One of our findings is a ceiling effect of 42 %. According to the criteria posted by Terwee et al., a ceiling effect of more than 15 % is not acceptable [20]. Previous study by Haverkamp et al. showed a ceiling effect of 79 % to be present in a Likert satisfaction scale for hip arthroplasty [13]. This indicates that for measuring satisfaction by means of a single question, the visual analogue score is clearly superior compared to a Likert scale. Although, it should be kept in mind that a ceiling effect is present for the satisfaction VAS. However, since satisfaction is not usable to measure the amount of improvement over time but gives a reflection of the patients’ well-being on that follow-up moment compared to the recollection of the preoperative status, a ceiling effect of 42 % does not render the satisfaction VAS as unusable.

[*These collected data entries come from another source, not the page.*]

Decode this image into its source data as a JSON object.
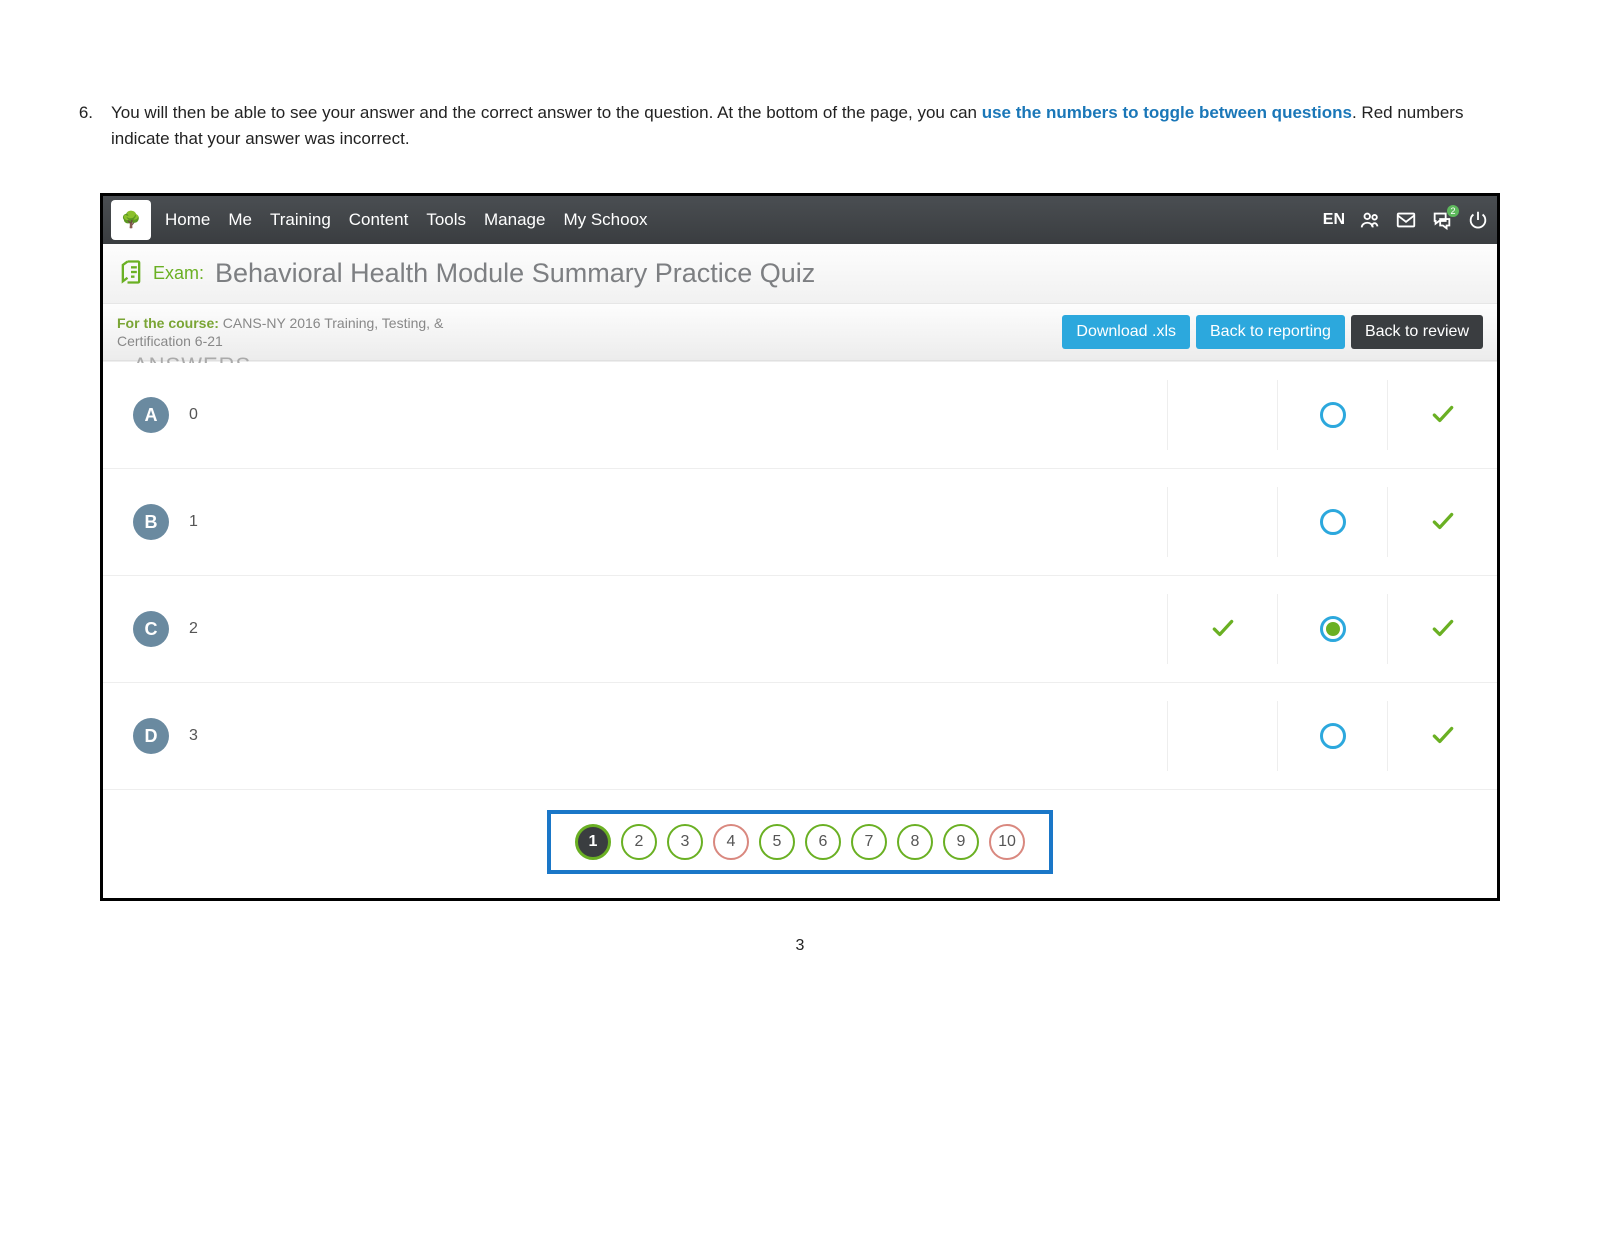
{
  "instruction": {
    "number": "6.",
    "text_before": "You will then be able to see your answer and the correct answer to the question.  At the bottom of the page, you can ",
    "highlight": "use the numbers to toggle between questions",
    "text_after": ". Red numbers indicate that your answer was incorrect."
  },
  "nav": {
    "items": [
      "Home",
      "Me",
      "Training",
      "Content",
      "Tools",
      "Manage",
      "My Schoox"
    ],
    "lang": "EN",
    "msg_badge": "2"
  },
  "exam": {
    "label": "Exam:",
    "title": "Behavioral Health Module Summary Practice Quiz"
  },
  "course": {
    "for_label": "For the course:",
    "name": "CANS-NY 2016 Training, Testing, & Certification 6-21"
  },
  "buttons": {
    "download": "Download .xls",
    "reporting": "Back to reporting",
    "review": "Back to review"
  },
  "answers": [
    {
      "letter": "A",
      "value": "0",
      "your_check": false,
      "selected": false,
      "all_check": true
    },
    {
      "letter": "B",
      "value": "1",
      "your_check": false,
      "selected": false,
      "all_check": true
    },
    {
      "letter": "C",
      "value": "2",
      "your_check": true,
      "selected": true,
      "all_check": true
    },
    {
      "letter": "D",
      "value": "3",
      "your_check": false,
      "selected": false,
      "all_check": true
    }
  ],
  "pager": [
    {
      "n": "1",
      "state": "active"
    },
    {
      "n": "2",
      "state": "green"
    },
    {
      "n": "3",
      "state": "green"
    },
    {
      "n": "4",
      "state": "red"
    },
    {
      "n": "5",
      "state": "green"
    },
    {
      "n": "6",
      "state": "green"
    },
    {
      "n": "7",
      "state": "green"
    },
    {
      "n": "8",
      "state": "green"
    },
    {
      "n": "9",
      "state": "green"
    },
    {
      "n": "10",
      "state": "red"
    }
  ],
  "page_number": "3"
}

Furthermore, it should be noted that in our population, all scores used show a high ceiling effect, except for the Harris hip score. These high ceiling effects of all outcomes may influence calculation of construct and reliability; therefore, additional calculations were performed excluding the ceiling effects.

Reliability is usually measured by obtaining the same outcome under identical circumstances. In our study, we chose to obtain satisfaction both at home as well as on the outpatient clinic. One of the statements against using these single question satisfaction score is that the patients tend to score more satisfaction since they are more or less dependent of their surgeon for continuity of their treatment (never bite the hand that feeds you). Our test–retest reliability shows that it is not relevant where the satisfaction VAS is filled in and that obtaining it on the outpatient clinic is a reliable method.

Conclusions

In this study, we showed that the satisfaction VAS has a good validity and reliability, however with a ceiling effect of 42 %. The VAS satisfaction is a simple and valid instrument to quantify the satisfaction of a patient after a hip arthroplasty but cannot be used as the only outcome measurement. We conclude that the VAS satisfaction is probably a useful addition to subjective and objective outcome measurements in documenting the result of total hip arthroplasty.